There are many systems that allow for trades that are already established and
project profitable targets. I have one, as do others. Scale traders are those
that are trying to pick bottoms or tops. I have found that in the long run that
doesn't work that well. It is always satisfying to pick a bottom or top, but in
over 30 years I don't know of anyone that has done it successfully for any
extended period of time. There was a famous trader/investor that once said. I
will give someone else the bottom 10% and the top 10%, give me the 80% in the
middle. I adopted that attitude many years ago.

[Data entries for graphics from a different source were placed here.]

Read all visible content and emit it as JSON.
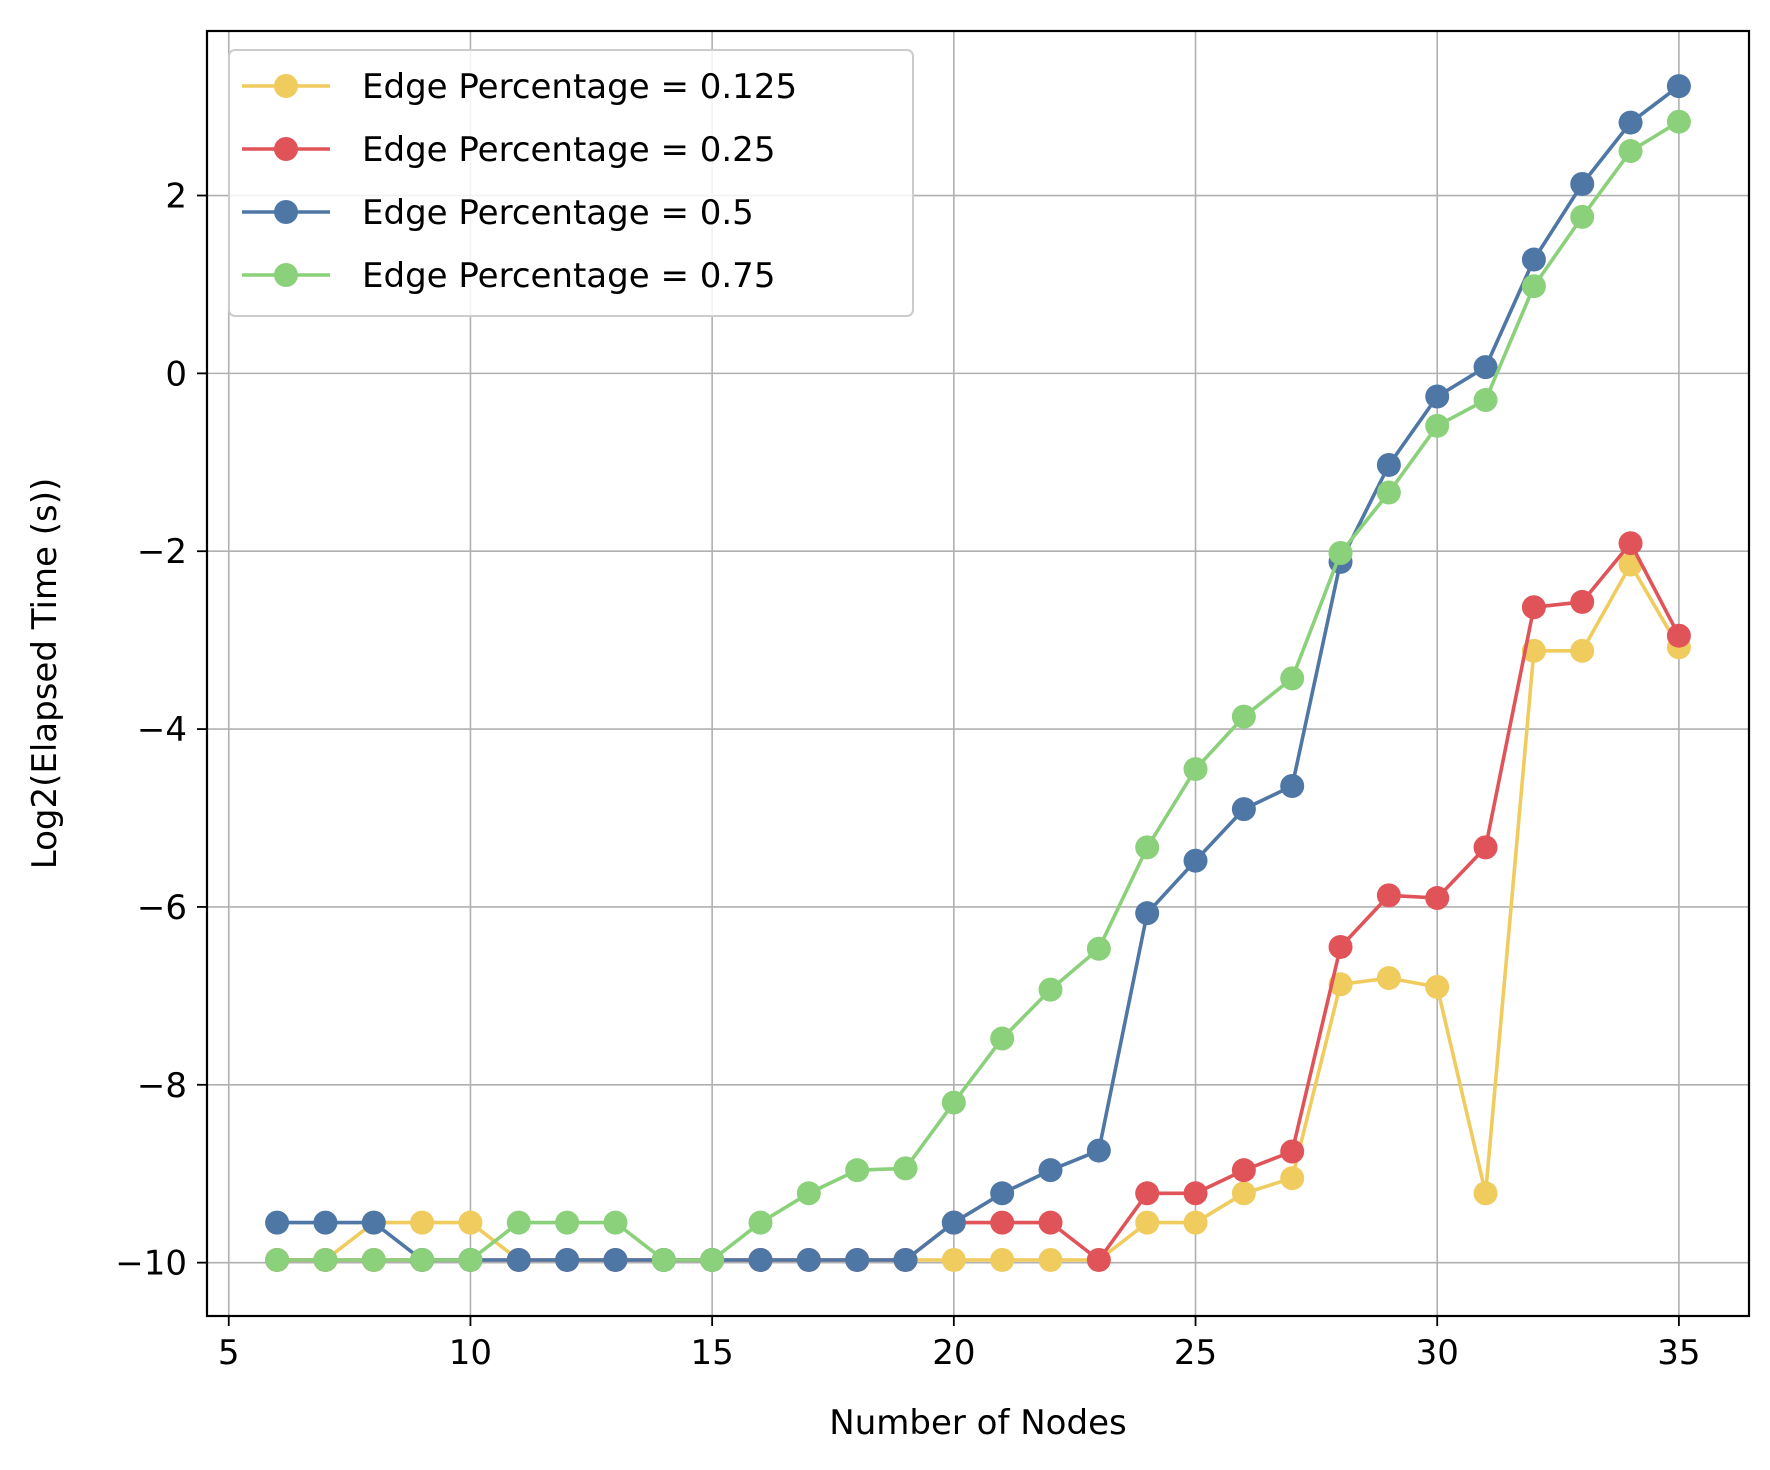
{
  "chart_data": {
    "type": "line",
    "title": "",
    "xlabel": "Number of Nodes",
    "ylabel": "Log2(Elapsed Time (s))",
    "xlim": [
      4.55,
      36.45
    ],
    "ylim": [
      -10.6,
      3.85
    ],
    "xticks": [
      5,
      10,
      15,
      20,
      25,
      30,
      35
    ],
    "yticks": [
      -10,
      -8,
      -6,
      -4,
      -2,
      0,
      2
    ],
    "xtick_labels": [
      "5",
      "10",
      "15",
      "20",
      "25",
      "30",
      "35"
    ],
    "ytick_labels": [
      "−10",
      "−8",
      "−6",
      "−4",
      "−2",
      "0",
      "2"
    ],
    "grid": true,
    "legend_position": "top-left",
    "x": [
      6,
      7,
      8,
      9,
      10,
      11,
      12,
      13,
      14,
      15,
      16,
      17,
      18,
      19,
      20,
      21,
      22,
      23,
      24,
      25,
      26,
      27,
      28,
      29,
      30,
      31,
      32,
      33,
      34,
      35
    ],
    "series": [
      {
        "name": "Edge Percentage = 0.125",
        "color": "#F0CB5E",
        "values": [
          -9.97,
          -9.97,
          -9.55,
          -9.55,
          -9.55,
          -9.97,
          -9.97,
          -9.97,
          -9.97,
          -9.97,
          -9.97,
          -9.97,
          -9.97,
          -9.97,
          -9.97,
          -9.97,
          -9.97,
          -9.97,
          -9.55,
          -9.55,
          -9.22,
          -9.05,
          -6.87,
          -6.8,
          -6.9,
          -9.22,
          -3.12,
          -3.12,
          -2.15,
          -3.08
        ]
      },
      {
        "name": "Edge Percentage = 0.25",
        "color": "#E05459",
        "values": [
          -9.97,
          -9.97,
          -9.97,
          -9.97,
          -9.97,
          -9.97,
          -9.97,
          -9.97,
          -9.97,
          -9.97,
          -9.97,
          -9.97,
          -9.97,
          -9.97,
          -9.55,
          -9.55,
          -9.55,
          -9.97,
          -9.22,
          -9.22,
          -8.96,
          -8.75,
          -6.45,
          -5.87,
          -5.9,
          -5.33,
          -2.63,
          -2.57,
          -1.91,
          -2.95
        ]
      },
      {
        "name": "Edge Percentage = 0.5",
        "color": "#4E77A5",
        "values": [
          -9.55,
          -9.55,
          -9.55,
          -9.97,
          -9.97,
          -9.97,
          -9.97,
          -9.97,
          -9.97,
          -9.97,
          -9.97,
          -9.97,
          -9.97,
          -9.97,
          -9.55,
          -9.22,
          -8.96,
          -8.74,
          -6.07,
          -5.48,
          -4.9,
          -4.64,
          -2.12,
          -1.03,
          -0.26,
          0.07,
          1.28,
          2.13,
          2.82,
          3.23
        ]
      },
      {
        "name": "Edge Percentage = 0.75",
        "color": "#8BD07A",
        "values": [
          -9.97,
          -9.97,
          -9.97,
          -9.97,
          -9.97,
          -9.55,
          -9.55,
          -9.55,
          -9.97,
          -9.97,
          -9.55,
          -9.22,
          -8.96,
          -8.94,
          -8.2,
          -7.48,
          -6.93,
          -6.47,
          -5.33,
          -4.45,
          -3.86,
          -3.43,
          -2.02,
          -1.34,
          -0.59,
          -0.3,
          0.98,
          1.76,
          2.5,
          2.83
        ]
      }
    ]
  }
}
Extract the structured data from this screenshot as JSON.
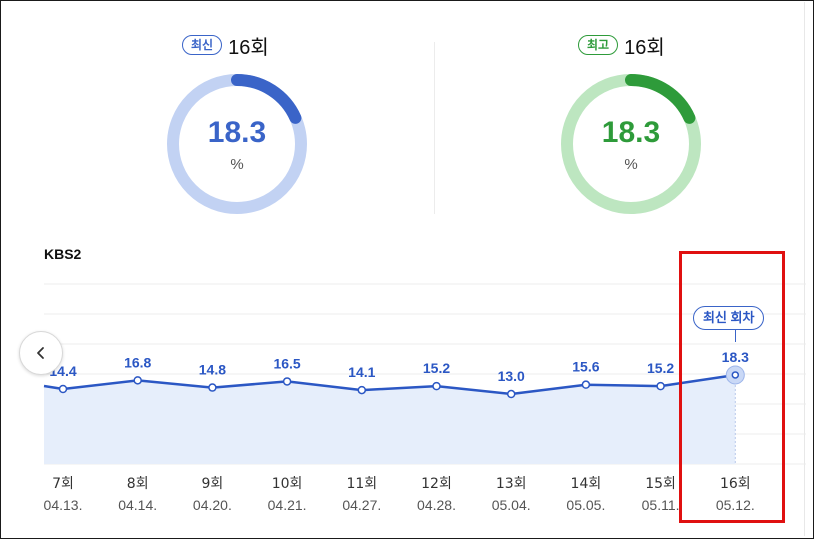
{
  "gauges": [
    {
      "badge": "최신",
      "episode": "16회",
      "value": "18.3",
      "unit": "%",
      "color": "#3a64c8",
      "track_color": "#c2d2f3",
      "fraction": 0.183
    },
    {
      "badge": "최고",
      "episode": "16회",
      "value": "18.3",
      "unit": "%",
      "color": "#2e9b3a",
      "track_color": "#bde6c0",
      "fraction": 0.183
    }
  ],
  "network_label": "KBS2",
  "latest_tag": "최신 회차",
  "chart_data": {
    "type": "line",
    "title": "",
    "xlabel": "",
    "ylabel": "",
    "categories": [
      "7회",
      "8회",
      "9회",
      "10회",
      "11회",
      "12회",
      "13회",
      "14회",
      "15회",
      "16회"
    ],
    "dates": [
      "04.13.",
      "04.14.",
      "04.20.",
      "04.21.",
      "04.27.",
      "04.28.",
      "05.04.",
      "05.05.",
      "05.11.",
      "05.12."
    ],
    "series": [
      {
        "values": [
          14.4,
          16.8,
          14.8,
          16.5,
          14.1,
          15.2,
          13.0,
          15.6,
          15.2,
          18.3
        ]
      }
    ],
    "highlight_index": 9,
    "line_color": "#2b57c4",
    "fill_color": "#e6eefb"
  }
}
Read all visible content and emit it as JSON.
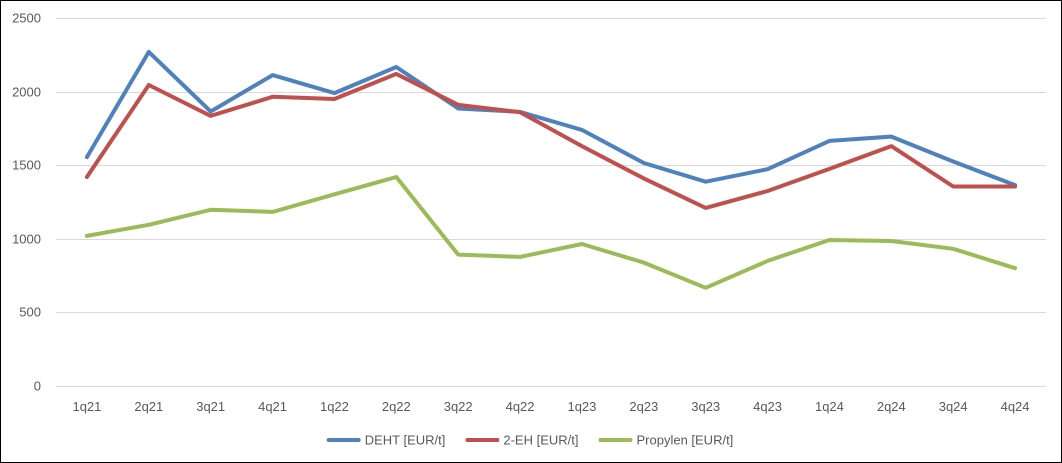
{
  "chart_data": {
    "type": "line",
    "title": "",
    "xlabel": "",
    "ylabel": "",
    "categories": [
      "1q21",
      "2q21",
      "3q21",
      "4q21",
      "1q22",
      "2q22",
      "3q22",
      "4q22",
      "1q23",
      "2q23",
      "3q23",
      "4q23",
      "1q24",
      "2q24",
      "3q24",
      "4q24"
    ],
    "ylim": [
      0,
      2500
    ],
    "yticks": [
      0,
      500,
      1000,
      1500,
      2000,
      2500
    ],
    "grid": true,
    "legend_position": "bottom",
    "series": [
      {
        "name": "DEHT [EUR/t]",
        "color": "#4F81BD",
        "values": [
          1555,
          2270,
          1865,
          2112,
          1990,
          2167,
          1885,
          1862,
          1740,
          1515,
          1388,
          1473,
          1665,
          1694,
          1525,
          1365
        ]
      },
      {
        "name": "2-EH [EUR/t]",
        "color": "#C0504D",
        "values": [
          1420,
          2045,
          1835,
          1965,
          1950,
          2120,
          1910,
          1860,
          1630,
          1410,
          1210,
          1325,
          1475,
          1630,
          1355,
          1355
        ]
      },
      {
        "name": "Propylen [EUR/t]",
        "color": "#9BBB59",
        "values": [
          1020,
          1095,
          1197,
          1183,
          1302,
          1420,
          893,
          877,
          965,
          838,
          667,
          850,
          992,
          985,
          932,
          800
        ]
      }
    ]
  }
}
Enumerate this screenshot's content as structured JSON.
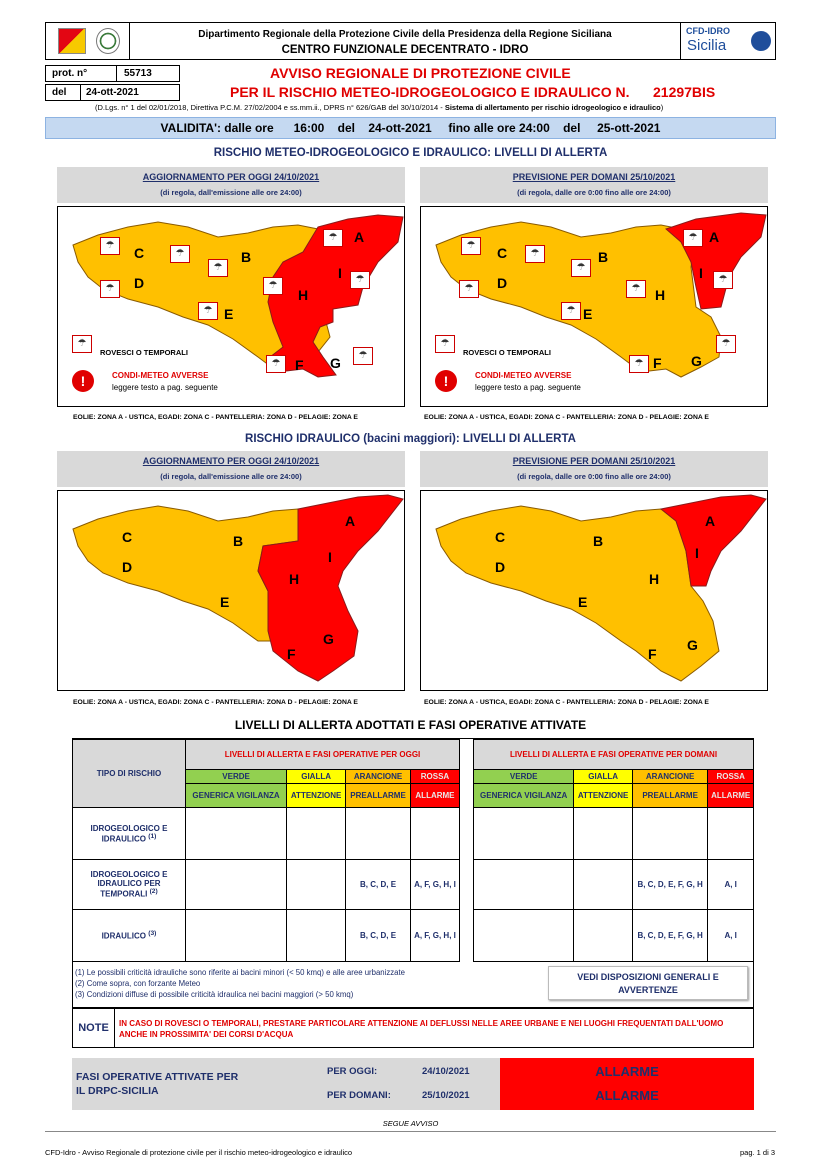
{
  "header": {
    "dept": "Dipartimento Regionale della Protezione Civile della Presidenza della Regione Siciliana",
    "centro": "CENTRO FUNZIONALE DECENTRATO - IDRO",
    "logo_right_top": "CFD-IDRO",
    "logo_right_bottom": "Sicilia"
  },
  "protocol": {
    "prot_label": "prot. n°",
    "prot_value": "55713",
    "del_label": "del",
    "del_value": "24-ott-2021"
  },
  "avviso": {
    "line1": "AVVISO REGIONALE DI PROTEZIONE CIVILE",
    "line2": "PER IL RISCHIO METEO-IDROGEOLOGICO E IDRAULICO N.",
    "number": "21297BIS",
    "legal_pre": "(D.Lgs. n° 1 del 02/01/2018, Direttiva P.C.M. 27/02/2004 e ss.mm.ii., DPRS n° 626/GAB del 30/10/2014 - ",
    "legal_bold": "Sistema di allertamento per rischio idrogeologico e idraulico",
    "legal_post": ")"
  },
  "validity": {
    "text": "VALIDITA': dalle ore      16:00    del    24-ott-2021     fino alle ore 24:00    del     25-ott-2021"
  },
  "section1": {
    "title": "RISCHIO METEO-IDROGEOLOGICO E IDRAULICO: LIVELLI DI ALLERTA",
    "left_head": "AGGIORNAMENTO PER OGGI 24/10/2021",
    "left_sub": "(di regola, dall'emissione alle ore 24:00)",
    "right_head": "PREVISIONE PER DOMANI 25/10/2021",
    "right_sub": "(di regola, dalle ore 0:00 fino alle ore 24:00)",
    "rovesci": "ROVESCI O TEMPORALI",
    "condi": "CONDI-METEO AVVERSE",
    "leggere": "leggere testo a pag. seguente",
    "eolie": "EOLIE: ZONA A - USTICA, EGADI: ZONA C - PANTELLERIA: ZONA D - PELAGIE: ZONA E"
  },
  "section2": {
    "title": "RISCHIO IDRAULICO (bacini maggiori): LIVELLI DI ALLERTA",
    "left_head": "AGGIORNAMENTO PER OGGI 24/10/2021",
    "left_sub": "(di regola, dall'emissione alle ore 24:00)",
    "right_head": "PREVISIONE PER DOMANI 25/10/2021",
    "right_sub": "(di regola, dalle ore 0:00 fino alle ore 24:00)",
    "eolie": "EOLIE: ZONA A - USTICA, EGADI: ZONA C - PANTELLERIA: ZONA D - PELAGIE: ZONA E"
  },
  "zones": {
    "a": "A",
    "b": "B",
    "c": "C",
    "d": "D",
    "e": "E",
    "f": "F",
    "g": "G",
    "h": "H",
    "i": "I"
  },
  "colors": {
    "orange": "#ffc000",
    "red": "#ff0000",
    "navy": "#1f2f6b"
  },
  "levels": {
    "title": "LIVELLI DI ALLERTA ADOTTATI E FASI OPERATIVE ATTIVATE",
    "tipo": "TIPO DI RISCHIO",
    "oggi_head": "LIVELLI DI ALLERTA E FASI OPERATIVE PER OGGI",
    "domani_head": "LIVELLI DI ALLERTA E FASI OPERATIVE PER DOMANI",
    "cols": [
      {
        "a": "VERDE",
        "b": "GENERICA VIGILANZA"
      },
      {
        "a": "GIALLA",
        "b": "ATTENZIONE"
      },
      {
        "a": "ARANCIONE",
        "b": "PREALLARME"
      },
      {
        "a": "ROSSA",
        "b": "ALLARME"
      }
    ],
    "rows": [
      {
        "label": "IDROGEOLOGICO E IDRAULICO",
        "sup": "(1)",
        "oggi": [
          "",
          "",
          "",
          ""
        ],
        "domani": [
          "",
          "",
          "",
          ""
        ]
      },
      {
        "label": "IDROGEOLOGICO E IDRAULICO PER TEMPORALI",
        "sup": "(2)",
        "oggi": [
          "",
          "",
          "B, C, D, E",
          "A, F, G, H, I"
        ],
        "domani": [
          "",
          "",
          "B, C, D, E, F, G, H",
          "A, I"
        ]
      },
      {
        "label": "IDRAULICO",
        "sup": "(3)",
        "oggi": [
          "",
          "",
          "B, C, D, E",
          "A, F, G, H, I"
        ],
        "domani": [
          "",
          "",
          "B, C, D, E, F, G, H",
          "A, I"
        ]
      }
    ],
    "note1": "(1) Le possibili criticità idrauliche sono riferite ai bacini minori (< 50 kmq) e alle aree urbanizzate",
    "note2": "(2) Come sopra, con forzante Meteo",
    "note3": "(3) Condizioni diffuse di possibile criticità idraulica nei bacini maggiori (> 50 kmq)",
    "vedi": "VEDI DISPOSIZIONI GENERALI E AVVERTENZE",
    "note_label": "NOTE",
    "note_text": "IN CASO DI ROVESCI O TEMPORALI, PRESTARE PARTICOLARE ATTENZIONE AI DEFLUSSI NELLE AREE URBANE E NEI LUOGHI FREQUENTATI DALL'UOMO ANCHE IN PROSSIMITA' DEI CORSI D'ACQUA"
  },
  "fasi": {
    "label": "FASI OPERATIVE ATTIVATE PER IL DRPC-SICILIA",
    "oggi_label": "PER OGGI:",
    "oggi_date": "24/10/2021",
    "domani_label": "PER DOMANI:",
    "domani_date": "25/10/2021",
    "oggi_state": "ALLARME",
    "domani_state": "ALLARME"
  },
  "segue": "SEGUE AVVISO",
  "footer": {
    "left": "CFD-Idro - Avviso Regionale di protezione civile per il rischio meteo-idrogeologico e idraulico",
    "right": "pag. 1 di 3"
  }
}
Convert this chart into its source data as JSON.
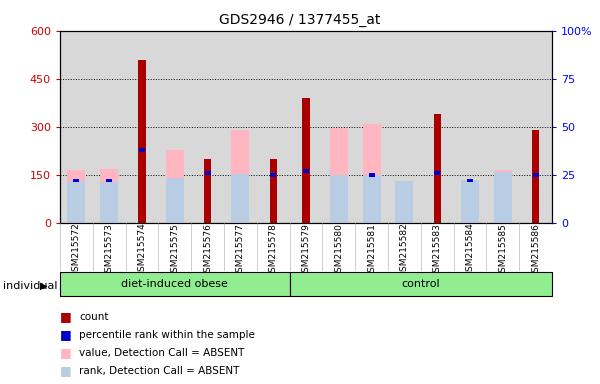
{
  "title": "GDS2946 / 1377455_at",
  "samples": [
    "GSM215572",
    "GSM215573",
    "GSM215574",
    "GSM215575",
    "GSM215576",
    "GSM215577",
    "GSM215578",
    "GSM215579",
    "GSM215580",
    "GSM215581",
    "GSM215582",
    "GSM215583",
    "GSM215584",
    "GSM215585",
    "GSM215586"
  ],
  "groups": [
    "diet-induced obese",
    "diet-induced obese",
    "diet-induced obese",
    "diet-induced obese",
    "diet-induced obese",
    "diet-induced obese",
    "diet-induced obese",
    "control",
    "control",
    "control",
    "control",
    "control",
    "control",
    "control",
    "control"
  ],
  "count": [
    0,
    0,
    510,
    0,
    200,
    0,
    200,
    390,
    0,
    0,
    0,
    340,
    0,
    0,
    290
  ],
  "percentile_rank": [
    22,
    22,
    38,
    0,
    26,
    0,
    25,
    27,
    0,
    25,
    0,
    26,
    22,
    0,
    25
  ],
  "value_absent": [
    165,
    168,
    0,
    228,
    0,
    290,
    0,
    0,
    295,
    308,
    0,
    0,
    0,
    165,
    0
  ],
  "rank_absent": [
    130,
    128,
    0,
    140,
    0,
    152,
    0,
    0,
    148,
    150,
    130,
    0,
    133,
    158,
    0
  ],
  "has_count": [
    false,
    false,
    true,
    false,
    true,
    false,
    true,
    true,
    false,
    false,
    false,
    true,
    false,
    false,
    true
  ],
  "has_rank": [
    true,
    true,
    true,
    false,
    true,
    false,
    true,
    true,
    false,
    true,
    false,
    true,
    true,
    false,
    true
  ],
  "has_value_absent": [
    true,
    true,
    false,
    true,
    false,
    true,
    false,
    false,
    true,
    true,
    false,
    false,
    false,
    true,
    false
  ],
  "has_rank_absent": [
    true,
    true,
    false,
    true,
    false,
    true,
    false,
    false,
    true,
    true,
    true,
    false,
    true,
    true,
    false
  ],
  "color_count": "#aa0000",
  "color_rank": "#0000cc",
  "color_value_absent": "#ffb6c1",
  "color_rank_absent": "#b8cce4",
  "ylim_left": [
    0,
    600
  ],
  "ylim_right": [
    0,
    100
  ],
  "yticks_left": [
    0,
    150,
    300,
    450,
    600
  ],
  "yticks_right": [
    0,
    25,
    50,
    75,
    100
  ],
  "background_color": "#d8d8d8",
  "group_spans": [
    {
      "label": "diet-induced obese",
      "start": 0,
      "end": 6
    },
    {
      "label": "control",
      "start": 7,
      "end": 14
    }
  ],
  "group_color": "#90ee90"
}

Have a good week end. Ira.
Scaletrade@xxxxxxx wrote:
> In a message dated 04/12/2000 9:35:56 PM Pacific Daylight Time, ist@xxxxxx
> writes:
>
> > Old adage. Never add to a losing trade.
>
> Ira
>
> I respect your work a lot, but I'd like to say that adding to a losing trade
> is what makes scaletrading work. When done with proper choice of commodities
> (which will never go to zero), and done carefully within the framework of an
> adequate (yes, there's a rub!) capital base, and done with patience, it can
> eventually be quite profitable. Take recent examples of cotton, orange
> juice, and sugar. If I could pick a bottom, I could position trade. Since I
> can't, I scaletrade. All that said, there are still many pitfalls.